At our next stop, everyone went to the bathroom and one of the students found a dead sharp-tailed snake, which we "posed" on a rock, and which the Herbarium staff ended up taking along for the collection.
|Sharp tailed snake|
The instructors also found several more chorus frogs, often hiding between the bark and the wood on a dead tree. We saw them in bright green and in brown, and one of the guys even puffed up his throat to look big and threatening.
They were all very small and quite hard to catch, but we were lucky to have several experts along so we would all get a good look and take a photo or two.
The slender salamanders, in contrast, were not that hard to catch because it was rather cool, but they were hard to find.
They always blend in very well with their environment, and they are quite small and look like worms with little feet. The instructor thought that you can find them in most gardens, but I've looked and haven't found any so far.
Much more rare - so rare that it's on the Vulnerable list - is the California Red-legged frog. Our water warden very fortunately knew where they were hanging out at the edge of a lake, but we couldn't get very close, so this photo is the best we have. We saw three frogs at this place, mostly submerged, but clearly ready for the next insect that might come by.

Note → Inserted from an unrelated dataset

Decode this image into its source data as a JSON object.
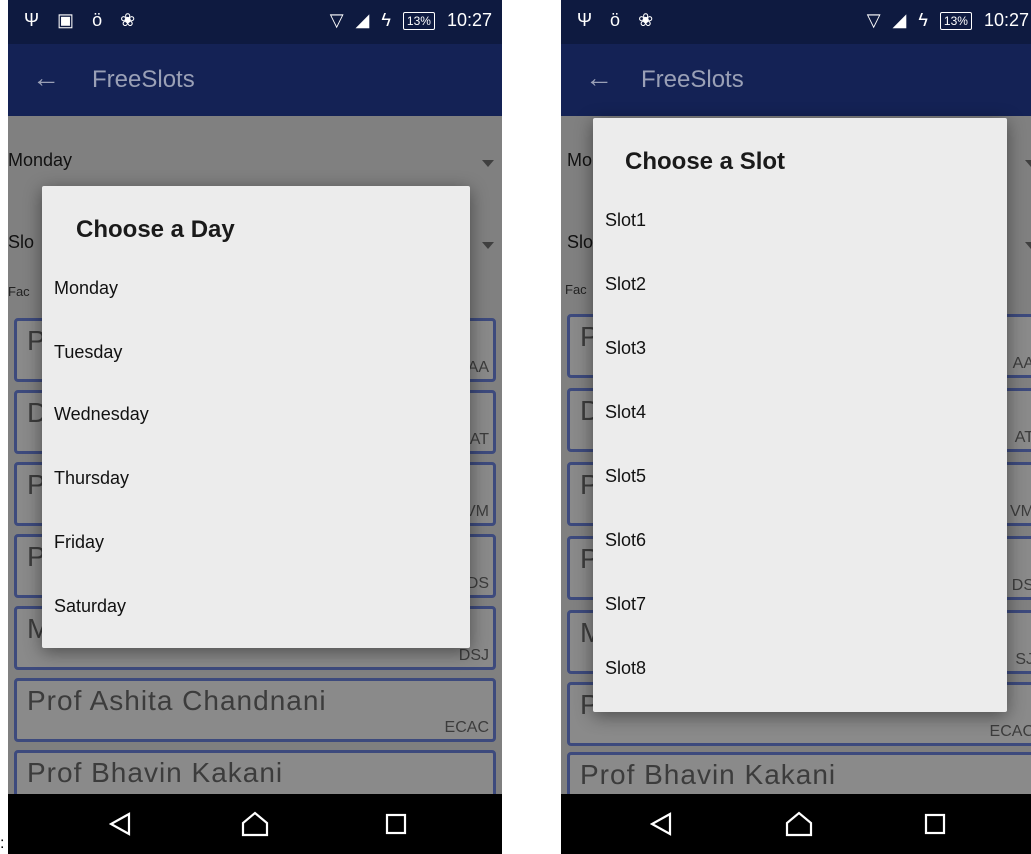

As the day went on, we got to higher and more exposed areas and it was much windier and colder than we had expected - especially because the sun did not come out. But we bundled up in what we had and were rewarded by a Skilton's skink (the only skink that lives in the Bay Area). Regrettably, it got so freaked out by being handled that it dropped its tail which wiggled mightily as the instructor held the skink. And then it dropped another part of its tail. Lizards and skinks drop their tails so predators scoop up the tail and leave the rest of the animal alone - and they then regrow the tail. When we looked at the lizards from the jars the day before, we had found that most of them had a regrown tail. Below you see the skink from the back, with part of its tail missing.

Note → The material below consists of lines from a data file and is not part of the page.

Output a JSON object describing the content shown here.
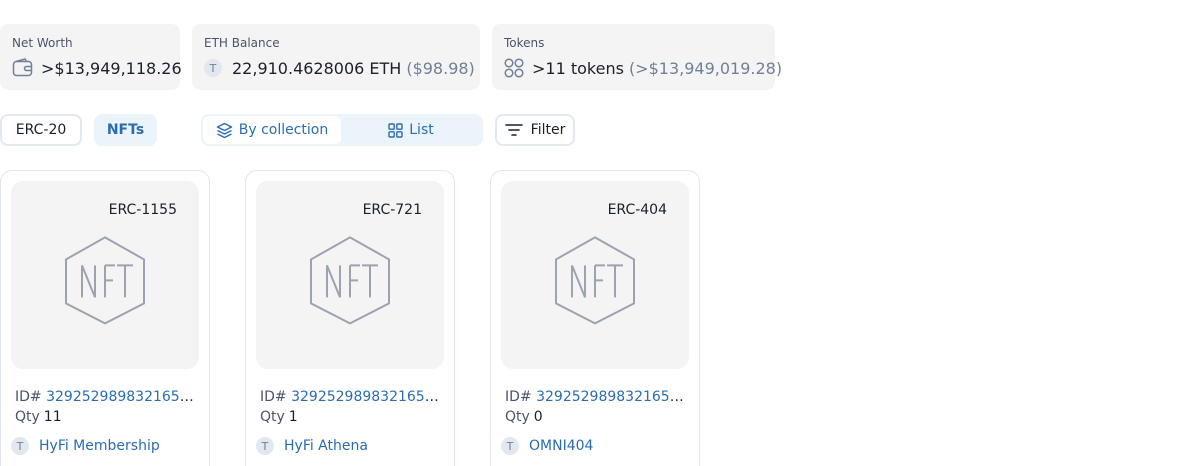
{
  "stats": {
    "net_worth": {
      "label": "Net Worth",
      "value": ">$13,949,118.26",
      "icon": "wallet-icon"
    },
    "eth_balance": {
      "label": "ETH Balance",
      "badge": "T",
      "value": "22,910.4628006 ETH",
      "usd": "($98.98)"
    },
    "tokens": {
      "label": "Tokens",
      "value": ">11 tokens",
      "usd": "(>$13,949,019.28)",
      "icon": "tokens-icon"
    }
  },
  "tabs": {
    "erc20": "ERC-20",
    "nfts": "NFTs",
    "active": "NFTs"
  },
  "view_toggle": {
    "by_collection": "By collection",
    "list": "List",
    "active": "By collection"
  },
  "filter": {
    "label": "Filter"
  },
  "nfts": [
    {
      "type": "ERC-1155",
      "id_label": "ID#",
      "id": "3292529898321655...",
      "qty_label": "Qty",
      "qty": "11",
      "badge": "T",
      "collection": "HyFi Membership"
    },
    {
      "type": "ERC-721",
      "id_label": "ID#",
      "id": "3292529898321655...",
      "qty_label": "Qty",
      "qty": "1",
      "badge": "T",
      "collection": "HyFi Athena"
    },
    {
      "type": "ERC-404",
      "id_label": "ID#",
      "id": "3292529898321655...",
      "qty_label": "Qty",
      "qty": "0",
      "badge": "T",
      "collection": "OMNI404"
    }
  ],
  "colors": {
    "accent": "#2b6cb0",
    "card_bg": "#f4f4f5",
    "border": "#e2e8f0",
    "tab_active_bg": "#ebf4fb"
  }
}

We also found an alligator lizard, and I am now rethinking my identification of some of the lizards near Tassajara - they were so big and shiny that they were probably alligator lizards, not fence lizards.
By that point, I was so cold that I had to retreat to the van to warm up. I missed seeing a snake and a fence lizard, but that's the price I paid for not wearing long undies, and I'll know better next time. I did go out to explore again at the next spot where we had hoped to find a giant salamander but found instead some mussels and a lot of poison oak.

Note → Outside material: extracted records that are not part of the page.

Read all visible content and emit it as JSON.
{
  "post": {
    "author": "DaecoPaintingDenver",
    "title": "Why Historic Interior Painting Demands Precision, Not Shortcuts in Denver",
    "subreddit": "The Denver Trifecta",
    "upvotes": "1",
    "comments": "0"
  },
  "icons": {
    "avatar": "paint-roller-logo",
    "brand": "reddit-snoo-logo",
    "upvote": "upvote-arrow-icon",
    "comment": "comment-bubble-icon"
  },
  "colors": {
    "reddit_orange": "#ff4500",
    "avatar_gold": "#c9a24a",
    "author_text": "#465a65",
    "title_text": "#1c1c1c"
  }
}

By then, it was getting toward 3 o'clock and we were getting tired and ready for hot tea and a bathroom. The van dropped us off where the cars were and we were on our way. And here's what we learned:
- There's an amazing number of amphibians and reptiles right outside! Many are endangered, and we have to make sure that we don't cover all the areas where they might like to live with houses.
- Some salamanders, lizards, even snakes or frogs quite enjoy living in a suburban garden. They need shelter, some water, and enough food. I have a few arm-thick (or thinner) logs in a few places -- great places to hide.
- Having a pesticide free garden can help - and having CA native plants helps even more. The Camelias in my garden always look perfect, while the CA native all have little nibbles here and there. Those insects feed my lizards!
- Jepson Herbarium is an amazing place for taking classes and they do amazing field trips (one woman in this class had been to several of them). So, here's hoping we can go on another one soon!
Postscript: A week after the workshop Mr. Mouse and I applied our new herp detection skills in our own garden and were thrilled to find a slender salamander (shown below) and a lizard who was too fast for us to identify or photograph. Great fun!